Two out of three Columbia pharmacists tell me I am making up a disease. Apparently, most medical professionals don't consider lip balm addiction a valid problem.
I keep one in the pocket of every jacket, preferably jackets with zippers so I don't lose the lip balm. The same goes for each of my bags. There's also one in my car, one on my nightstand and two on my dresser: one to use before I leave the room and one to put in my pocket if I'm not wearing a jacket or carrying a bag. I would keep one at work if I thought no one else would use it. When you crave lip balm as badly as I do, you start suspecting everyone of wanting to steal it. I need lip balm. If I could marry it, I would, Pee-wee Herman-style.
I keep beer in the fridge. And that's the only place I keep it.
It wasn't until I began to document my consumption of lip balm and beer for two weeks for an infographics project that I realized I have a problem. I am addicted to chapstick, and I mean chapstick in the lip balm sense, not the actual brand ChapStick.
Lip balm lulled me into a cheerful dependence with its many flavors, SPF 5, cooling and shininess. But now, I start to panic when a few hours pass since my last application.
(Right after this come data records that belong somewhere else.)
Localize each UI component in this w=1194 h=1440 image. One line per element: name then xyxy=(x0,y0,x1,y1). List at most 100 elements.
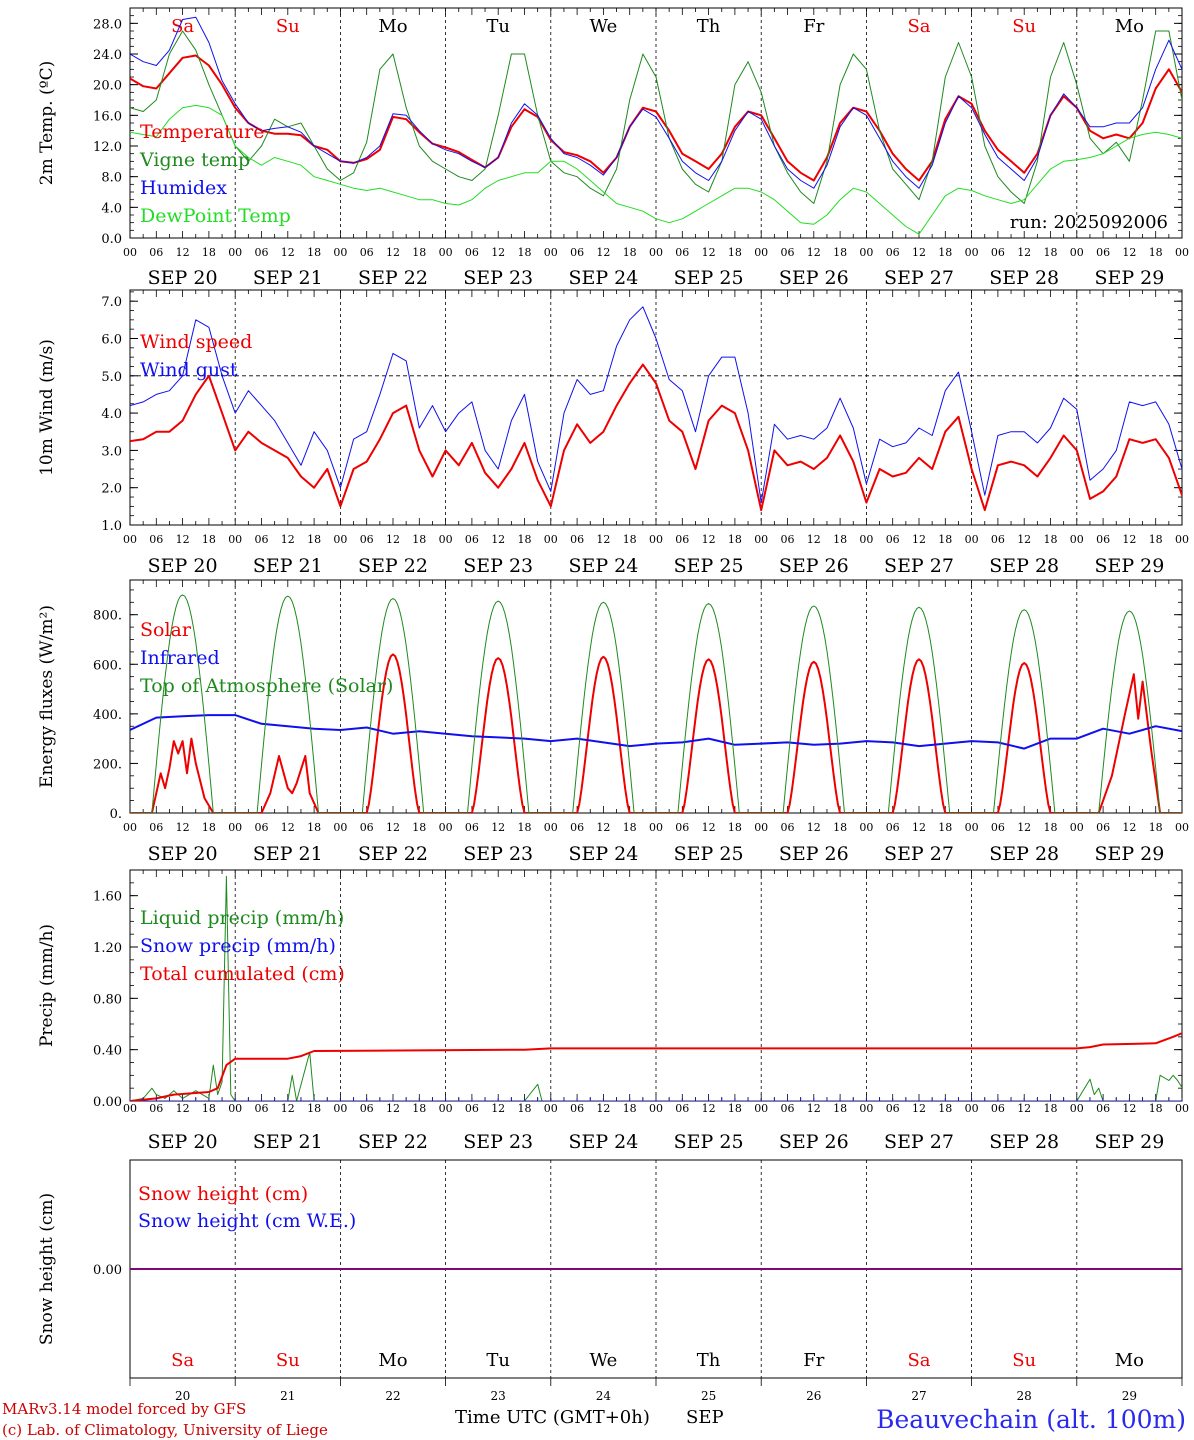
hour-tick-label: 12 xyxy=(596,821,610,834)
hour-tick-label: 18 xyxy=(518,246,532,259)
panel-wind: 00 06 12 18 00 06 12 18 00 06 12 18 00 06 12 18 00 06 12 18… xyxy=(37,289,1189,577)
day-abbr-label: We xyxy=(590,1350,618,1371)
hour-tick-label: 06 xyxy=(1096,1102,1110,1115)
legend-entry: Wind gust xyxy=(140,359,238,381)
hour-tick-label: 12 xyxy=(1122,246,1136,259)
date-label: SEP 21 xyxy=(253,1131,323,1153)
hour-tick-label: 18 xyxy=(623,1102,637,1115)
hour-tick-label: 12 xyxy=(702,246,716,259)
hour-tick-label: 12 xyxy=(702,1102,716,1115)
day-abbr-label: Tu xyxy=(486,1350,510,1371)
hour-tick-label: 00 xyxy=(123,1102,137,1115)
hour-tick-label: 06 xyxy=(675,821,689,834)
hour-tick-label: 00 xyxy=(333,821,347,834)
hour-tick-label: 00 xyxy=(439,533,453,546)
legend-entry: Top of Atmosphere (Solar) xyxy=(140,675,393,697)
date-label: SEP 29 xyxy=(1094,555,1164,577)
day-number-label: 28 xyxy=(1017,1389,1032,1403)
series-group xyxy=(130,16,1182,235)
hour-tick-label: 12 xyxy=(176,821,190,834)
date-label: SEP 22 xyxy=(358,267,428,289)
x-axis-month: SEP xyxy=(686,1407,724,1428)
y-tick-label: 0.80 xyxy=(93,992,122,1007)
hour-tick-label: 06 xyxy=(781,821,795,834)
date-label: SEP 25 xyxy=(674,555,744,577)
hour-tick-label: 18 xyxy=(202,821,216,834)
hour-tick-label: 00 xyxy=(544,821,558,834)
y-axis-label: 10m Wind (m/s) xyxy=(37,339,57,476)
panel-precip: 00 06 12 18 00 06 12 18 00 06 12 18 00 06 12 18 00 06 12 18… xyxy=(37,869,1189,1153)
date-label: SEP 26 xyxy=(779,843,849,865)
hour-tick-label: 06 xyxy=(360,821,374,834)
hour-tick-label: 00 xyxy=(333,533,347,546)
day-abbr-label: Sa xyxy=(907,16,930,37)
hour-tick-label: 18 xyxy=(728,1102,742,1115)
date-label: SEP 28 xyxy=(989,555,1059,577)
hour-tick-label: 06 xyxy=(991,533,1005,546)
y-tick-label: 0.00 xyxy=(93,1095,122,1110)
hour-tick-label: 18 xyxy=(307,246,321,259)
y-tick-label: 0.40 xyxy=(93,1044,122,1059)
location-label: Beauvechain (alt. 100m) xyxy=(876,1405,1186,1434)
date-label: SEP 20 xyxy=(148,1131,218,1153)
legend-entry: Snow precip (mm/h) xyxy=(140,935,336,957)
date-label: SEP 25 xyxy=(674,267,744,289)
panel-energy: 00 06 12 18 00 06 12 18 00 06 12 18 00 06 12 18 00 06 12 18… xyxy=(37,579,1189,865)
hour-tick-label: 18 xyxy=(518,1102,532,1115)
date-label: SEP 22 xyxy=(358,843,428,865)
hour-tick-label: 12 xyxy=(912,533,926,546)
date-label: SEP 24 xyxy=(568,267,638,289)
hour-tick-label: 12 xyxy=(702,821,716,834)
series-line xyxy=(130,714,1182,750)
hour-tick-label: 06 xyxy=(465,1102,479,1115)
hour-tick-label: 18 xyxy=(833,1102,847,1115)
hour-tick-label: 00 xyxy=(754,821,768,834)
hour-tick-label: 06 xyxy=(149,246,163,259)
hour-tick-label: 18 xyxy=(623,533,637,546)
hour-tick-label: 00 xyxy=(859,533,873,546)
y-axis-label: Precip (mm/h) xyxy=(37,924,57,1047)
hour-tick-label: 06 xyxy=(570,821,584,834)
panel-temp: 00 06 12 18 00 06 12 18 00 06 12 18 00 06 12 18 00 06 12 18… xyxy=(37,7,1189,289)
date-label: SEP 20 xyxy=(148,267,218,289)
day-abbr-label: We xyxy=(590,16,618,37)
hour-tick-label: 12 xyxy=(807,1102,821,1115)
hour-tick-label: 18 xyxy=(202,533,216,546)
y-tick-label: 3.0 xyxy=(101,444,122,459)
legend-entry: Liquid precip (mm/h) xyxy=(140,907,344,929)
hour-tick-label: 00 xyxy=(754,533,768,546)
hour-tick-label: 18 xyxy=(833,821,847,834)
footer-model: MARv3.14 model forced by GFS xyxy=(2,1400,246,1418)
y-tick-label: 7.0 xyxy=(101,295,122,310)
hour-tick-label: 00 xyxy=(1070,1102,1084,1115)
date-label: SEP 25 xyxy=(674,843,744,865)
hour-tick-label: 06 xyxy=(570,533,584,546)
hour-tick-label: 06 xyxy=(991,246,1005,259)
x-axis-title: Time UTC (GMT+0h) xyxy=(455,1407,650,1428)
hour-tick-label: 18 xyxy=(728,533,742,546)
y-tick-label: 24.0 xyxy=(93,48,122,63)
hour-tick-label: 12 xyxy=(912,1102,926,1115)
date-label: SEP 26 xyxy=(779,1131,849,1153)
hour-tick-label: 06 xyxy=(781,246,795,259)
hour-tick-label: 12 xyxy=(491,533,505,546)
day-abbr-label: Sa xyxy=(907,1350,930,1371)
hour-tick-label: 12 xyxy=(596,246,610,259)
hour-tick-label: 12 xyxy=(1017,533,1031,546)
hour-tick-label: 06 xyxy=(1096,246,1110,259)
series-line xyxy=(130,594,1182,813)
series-group xyxy=(130,306,1182,512)
day-abbr-label: Mo xyxy=(378,1350,407,1371)
y-axis-label: Energy fluxes (W/m²) xyxy=(37,605,57,788)
hour-tick-label: 00 xyxy=(123,246,137,259)
day-number-label: 26 xyxy=(806,1389,821,1403)
date-label: SEP 29 xyxy=(1094,843,1164,865)
date-label: SEP 22 xyxy=(358,555,428,577)
day-abbr-label: Fr xyxy=(803,1350,824,1371)
hour-tick-label: 06 xyxy=(360,1102,374,1115)
hour-tick-label: 18 xyxy=(1149,1102,1163,1115)
hour-tick-label: 00 xyxy=(333,1102,347,1115)
date-label: SEP 27 xyxy=(884,555,954,577)
hour-tick-label: 06 xyxy=(255,821,269,834)
hour-tick-label: 12 xyxy=(1017,821,1031,834)
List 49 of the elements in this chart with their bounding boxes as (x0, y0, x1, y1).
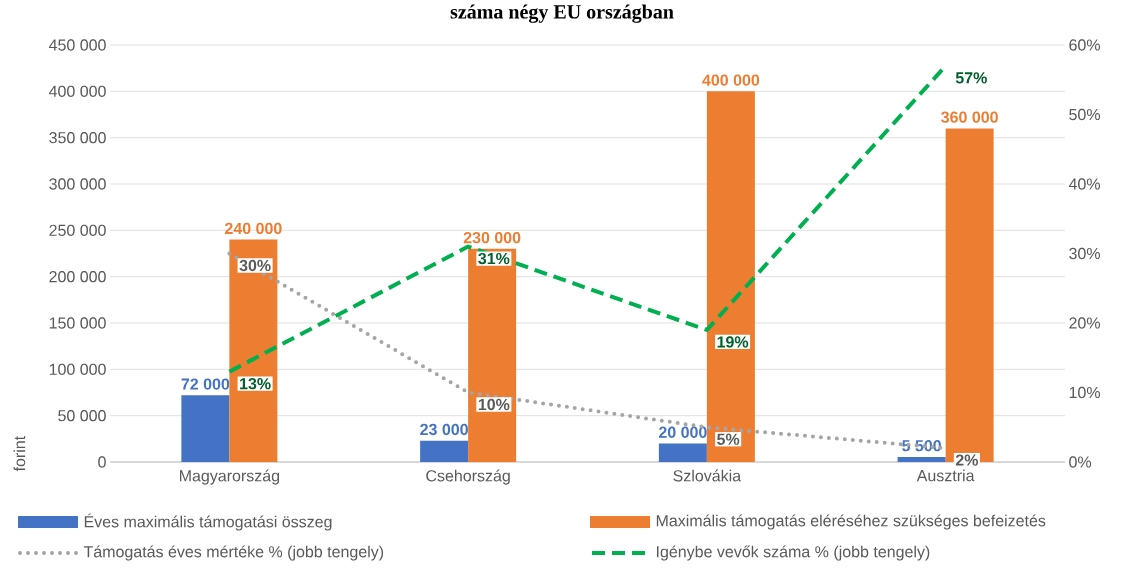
y-tick-label: 350 000 (49, 132, 106, 144)
y-tick-label: 200 000 (49, 271, 106, 283)
data-label: 57% (955, 72, 987, 84)
y-tick-label: 450 000 (48, 39, 106, 51)
y2-tick-label: 40% (1068, 178, 1100, 190)
data-label: 19% (717, 336, 749, 348)
data-label: 360 000 (941, 111, 998, 123)
data-label: 72 000 (181, 378, 230, 390)
x-tick-label: Csehország (426, 469, 510, 485)
y-tick-label: 150 000 (49, 317, 106, 329)
legend-label: Maximális támogatás eléréséhez szükséges befeizetés (656, 514, 1046, 530)
bar (229, 239, 278, 462)
y2-tick-label: 60% (1069, 39, 1100, 51)
bar (420, 440, 469, 462)
bar (706, 91, 755, 462)
y2-tick-label: 30% (1069, 247, 1100, 260)
y-tick-label: 250 000 (49, 224, 106, 236)
legend-label: Támogatás éves mértéke % (jobb tengely) (83, 545, 384, 561)
data-label: 13% (240, 377, 271, 390)
bar (658, 443, 707, 462)
y-tick-label: 400 000 (48, 85, 106, 97)
data-label: 240 000 (225, 222, 282, 235)
data-label: 23 000 (420, 423, 468, 436)
y-tick-label: 50 000 (58, 410, 106, 422)
bar (468, 248, 517, 462)
bar (897, 456, 946, 462)
data-label: 400 000 (702, 74, 760, 86)
y2-tick-label: 50% (1069, 108, 1100, 121)
y2-tick-label: 0% (1069, 456, 1092, 468)
data-label: 20 000 (658, 426, 707, 438)
bar (181, 395, 230, 462)
y-tick-label: 100 000 (49, 363, 106, 375)
x-tick-label: Szlovákia (673, 469, 742, 482)
legend-label: Éves maximális támogatási összeg (84, 513, 332, 531)
data-label: 5% (717, 433, 740, 445)
data-label: 230 000 (463, 231, 521, 244)
data-label: 10% (478, 398, 510, 411)
x-tick-label: Magyarország (180, 469, 280, 485)
y-tick-label: 300 000 (49, 178, 106, 190)
legend-label: Igénybe vevők száma % (jobb tengely) (657, 545, 930, 561)
y2-tick-label: 20% (1069, 317, 1100, 329)
data-label: 2% (955, 454, 979, 466)
chart-title: száma négy EU országban (450, 4, 674, 23)
y-tick-label: 0 (98, 456, 106, 468)
y2-tick-label: 10% (1069, 386, 1100, 399)
y-axis-title: forint (13, 435, 26, 472)
data-label: 31% (478, 252, 510, 265)
x-tick-label: Ausztria (916, 469, 975, 482)
data-label: 30% (239, 259, 271, 272)
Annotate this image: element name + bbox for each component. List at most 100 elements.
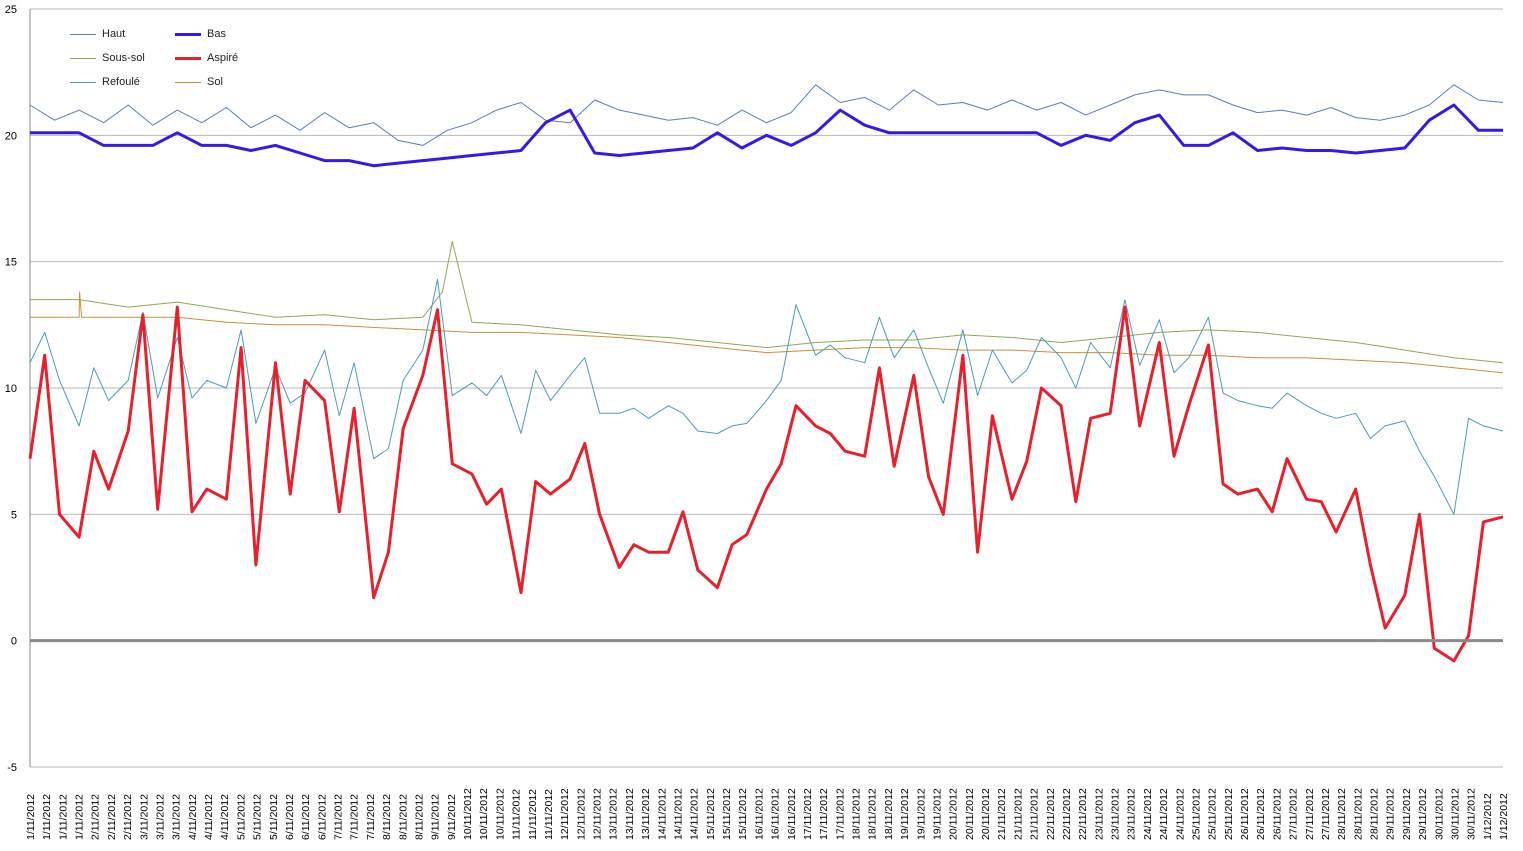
x-tick-label: 1/12/2012 bbox=[1498, 793, 1510, 840]
x-tick-label: 4/11/2012 bbox=[219, 794, 231, 840]
legend-item-aspire: Aspiré bbox=[175, 52, 238, 64]
x-tick-label: 10/11/2012 bbox=[462, 788, 474, 840]
x-tick-label: 27/11/2012 bbox=[1304, 788, 1316, 840]
x-tick-label: 11/11/2012 bbox=[511, 789, 523, 840]
x-tick-label: 9/11/2012 bbox=[446, 794, 458, 840]
x-tick-label: 24/11/2012 bbox=[1142, 788, 1154, 840]
x-tick-label: 23/11/2012 bbox=[1110, 788, 1122, 840]
x-tick-label: 13/11/2012 bbox=[624, 788, 636, 840]
legend-item-sous-sol: Sous-sol bbox=[70, 52, 145, 64]
x-tick-label: 23/11/2012 bbox=[1093, 788, 1105, 840]
x-tick-label: 7/11/2012 bbox=[365, 794, 377, 840]
legend-label-sol: Sol bbox=[207, 76, 223, 88]
x-tick-label: 17/11/2012 bbox=[818, 788, 830, 840]
x-tick-label: 3/11/2012 bbox=[138, 794, 150, 840]
series-lines bbox=[28, 84, 1504, 663]
x-tick-label: 5/11/2012 bbox=[235, 794, 247, 840]
x-tick-label: 5/11/2012 bbox=[252, 794, 264, 840]
x-tick-label: 22/11/2012 bbox=[1061, 788, 1073, 840]
x-tick-label: 25/11/2012 bbox=[1207, 788, 1219, 840]
y-tick-label: 15 bbox=[5, 257, 17, 269]
x-tick-label: 29/11/2012 bbox=[1417, 788, 1429, 840]
x-tick-label: 2/11/2012 bbox=[106, 794, 118, 840]
legend-label-sous-sol: Sous-sol bbox=[102, 52, 145, 64]
legend-swatch-refoule bbox=[70, 81, 96, 83]
x-tick-label: 15/11/2012 bbox=[737, 788, 749, 840]
x-tick-label: 16/11/2012 bbox=[786, 788, 798, 840]
x-tick-label: 24/11/2012 bbox=[1174, 788, 1186, 840]
legend-item-bas: Bas bbox=[175, 28, 226, 40]
series-line-haut bbox=[29, 84, 1504, 146]
x-tick-label: 1/11/2012 bbox=[74, 794, 86, 840]
x-tick-label: 19/11/2012 bbox=[932, 788, 944, 840]
x-tick-label: 1/11/2012 bbox=[25, 794, 37, 840]
x-tick-label: 28/11/2012 bbox=[1352, 788, 1364, 840]
x-tick-label: 13/11/2012 bbox=[640, 788, 652, 840]
x-tick-label: 2/11/2012 bbox=[90, 794, 102, 840]
legend-label-aspire: Aspiré bbox=[207, 52, 239, 64]
x-tick-label: 11/11/2012 bbox=[543, 789, 555, 840]
y-axis: -5 0 5 10 15 20 25 bbox=[5, 4, 31, 774]
x-tick-label: 20/11/2012 bbox=[980, 788, 992, 840]
legend: Haut Bas Sous-sol Aspiré Refoulé Sol bbox=[70, 28, 290, 98]
series-line-sol bbox=[30, 291, 1504, 374]
x-tick-label: 6/11/2012 bbox=[300, 794, 312, 840]
x-tick-label: 19/11/2012 bbox=[899, 788, 911, 840]
x-tick-label: 12/11/2012 bbox=[559, 788, 571, 840]
x-tick-label: 8/11/2012 bbox=[397, 794, 409, 840]
x-tick-label: 4/11/2012 bbox=[187, 794, 199, 840]
x-tick-label: 29/11/2012 bbox=[1401, 788, 1413, 840]
x-tick-label: 28/11/2012 bbox=[1369, 788, 1381, 840]
x-tick-label: 3/11/2012 bbox=[171, 794, 183, 840]
x-tick-label: 25/11/2012 bbox=[1223, 788, 1235, 840]
x-tick-label: 12/11/2012 bbox=[575, 788, 587, 840]
x-tick-label: 11/11/2012 bbox=[527, 789, 539, 840]
legend-item-sol: Sol bbox=[175, 76, 223, 88]
x-tick-label: 6/11/2012 bbox=[284, 794, 296, 840]
legend-swatch-aspire bbox=[175, 56, 201, 60]
x-tick-label: 20/11/2012 bbox=[964, 788, 976, 840]
legend-swatch-sous-sol bbox=[70, 57, 96, 59]
x-tick-label: 26/11/2012 bbox=[1239, 788, 1251, 840]
x-tick-label: 1/11/2012 bbox=[41, 794, 53, 840]
x-tick-label: 15/11/2012 bbox=[705, 788, 717, 840]
legend-swatch-sol bbox=[175, 81, 201, 83]
x-axis: 1/11/2012 1/11/2012 1/11/2012 1/11/2012 2/11… bbox=[25, 788, 1510, 840]
x-tick-label: 14/11/2012 bbox=[656, 788, 668, 840]
x-tick-label: 22/11/2012 bbox=[1045, 788, 1057, 840]
series-line-sous-sol bbox=[30, 241, 1504, 364]
x-tick-label: 21/11/2012 bbox=[1029, 788, 1041, 840]
x-tick-label: 20/11/2012 bbox=[948, 788, 960, 840]
x-tick-label: 8/11/2012 bbox=[414, 794, 426, 840]
x-tick-label: 5/11/2012 bbox=[268, 794, 280, 840]
x-tick-label: 16/11/2012 bbox=[753, 788, 765, 840]
x-tick-label: 14/11/2012 bbox=[673, 788, 685, 840]
x-tick-label: 8/11/2012 bbox=[381, 794, 393, 840]
x-tick-label: 6/11/2012 bbox=[316, 794, 328, 840]
y-tick-label: -5 bbox=[7, 762, 17, 774]
x-tick-label: 18/11/2012 bbox=[883, 788, 895, 840]
x-tick-label: 24/11/2012 bbox=[1158, 788, 1170, 840]
y-tick-label: 10 bbox=[5, 383, 17, 395]
x-tick-label: 27/11/2012 bbox=[1320, 788, 1332, 840]
x-tick-label: 29/11/2012 bbox=[1385, 788, 1397, 840]
x-tick-label: 17/11/2012 bbox=[834, 788, 846, 840]
x-tick-label: 23/11/2012 bbox=[1126, 788, 1138, 840]
x-tick-label: 30/11/2012 bbox=[1433, 788, 1445, 840]
series-line-bas bbox=[30, 103, 1503, 168]
x-tick-label: 7/11/2012 bbox=[333, 794, 345, 840]
x-tick-label: 18/11/2012 bbox=[851, 788, 863, 840]
x-tick-label: 14/11/2012 bbox=[689, 788, 701, 840]
x-tick-label: 10/11/2012 bbox=[494, 788, 506, 840]
legend-swatch-haut bbox=[70, 33, 96, 35]
x-tick-label: 15/11/2012 bbox=[721, 788, 733, 840]
x-tick-label: 3/11/2012 bbox=[155, 794, 167, 840]
x-tick-label: 22/11/2012 bbox=[1077, 788, 1089, 840]
legend-label-refoule: Refoulé bbox=[102, 76, 140, 88]
legend-item-haut: Haut bbox=[70, 28, 125, 40]
x-tick-label: 9/11/2012 bbox=[430, 794, 442, 840]
x-tick-label: 28/11/2012 bbox=[1336, 788, 1348, 840]
x-tick-label: 27/11/2012 bbox=[1288, 788, 1300, 840]
x-tick-label: 18/11/2012 bbox=[867, 788, 879, 840]
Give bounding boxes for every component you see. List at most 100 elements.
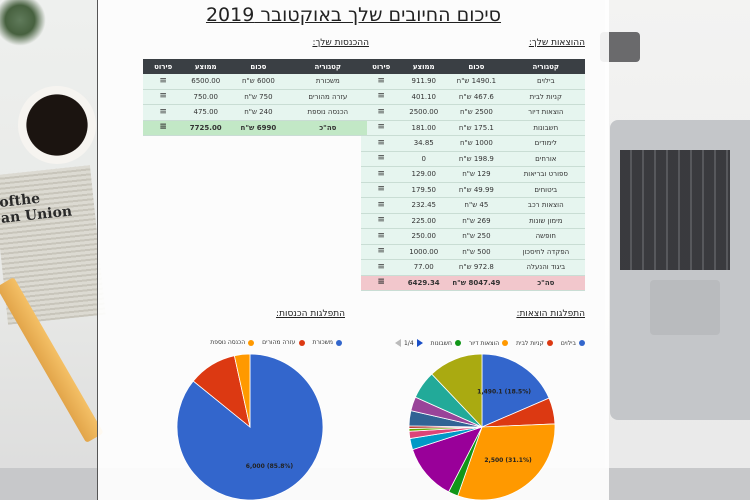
details-cell: ≡ <box>143 89 184 105</box>
details-cell: ≡ <box>361 135 402 152</box>
pie-slice[interactable] <box>481 353 550 428</box>
legend-swatch <box>298 339 305 346</box>
pie-slice[interactable] <box>176 353 324 500</box>
slice-label: 1,490.1 (18.5%) <box>477 388 531 395</box>
legend-label: משכורת <box>312 339 333 346</box>
details-menu-icon[interactable]: ≡ <box>377 230 385 241</box>
details-menu-icon[interactable]: ≡ <box>377 199 385 210</box>
category-cell: בילוים <box>506 74 585 90</box>
details-menu-icon[interactable]: ≡ <box>377 75 385 86</box>
income-pie-chart: 6,000 (85.8%) <box>176 353 324 500</box>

Not to make light of alcoholism. It is a serious disease that ruins livers and lives, contributes to unemployment and homelessness and perpetuates cycles of depression. Lip balm has never caused a rift in a personal relationship, incapacitated me or led to other life-threatening illnesses.
Yet, lip balm has chained me to its moistening powers so that I lose focus when I need to reapply.
When I told people about this, they mostly dismissed my complaint as one of the many ridiculous things I say. It wasn't until a reporter overheard my theory that I discovered other people who share my ailment. Her friend was banned from lip balm by a Walmart pharmacist.
Carissa Rounkles had been using all-natural ChapStick and an organic brand from Clover's, but still felt she was applying too often. The pharmacist told her she shouldn't use any lip balm because it was preventing her lips from creating moisture but that they would start again if left alone.
When I called the Walmart pharmacy, the pharmacist on duty said it is not possible to be addicted to lip balm physically, but maybe psychologically. She then told me they were really busy, probably with people who have actual illnesses.
So, I started calling other pharmacies in town. One Walgreens pharmacist told me no one had ever asked him such a thing. I tried to get him to guess if it's possible to be addicted to lip balm. He mumbled, confused, and said no one could help me there. Another Walgreens pharmacist told me flat out that lip balm addiction is not real. I could not convince him otherwise. He also said I could use any brand of lip balm I wanted because I am talking about a made-up problem.
I did find hope, though, in Google. When I started typing in "chapstick," the first guess it had for me — other than "chapstick," of course — was "chapstick addiction." Gold. Or so I thought until I realized most of the posts were by people like me trying to convince the world that they suffer from a very real disease that the medical community is ignoring.
Apparently, I might be exaggerating. Lip balm addiction is possibly not real and certainly not as serious as real addictions like smoking, cocaine or painkillers. So, the only conclusion I can draw from my infographics project is to quit complaining and drink more beer.
Molly Harbarger is an assistant city editor at the Columbia Missourian and wants to apply some lip balm but is now self-conscious about it.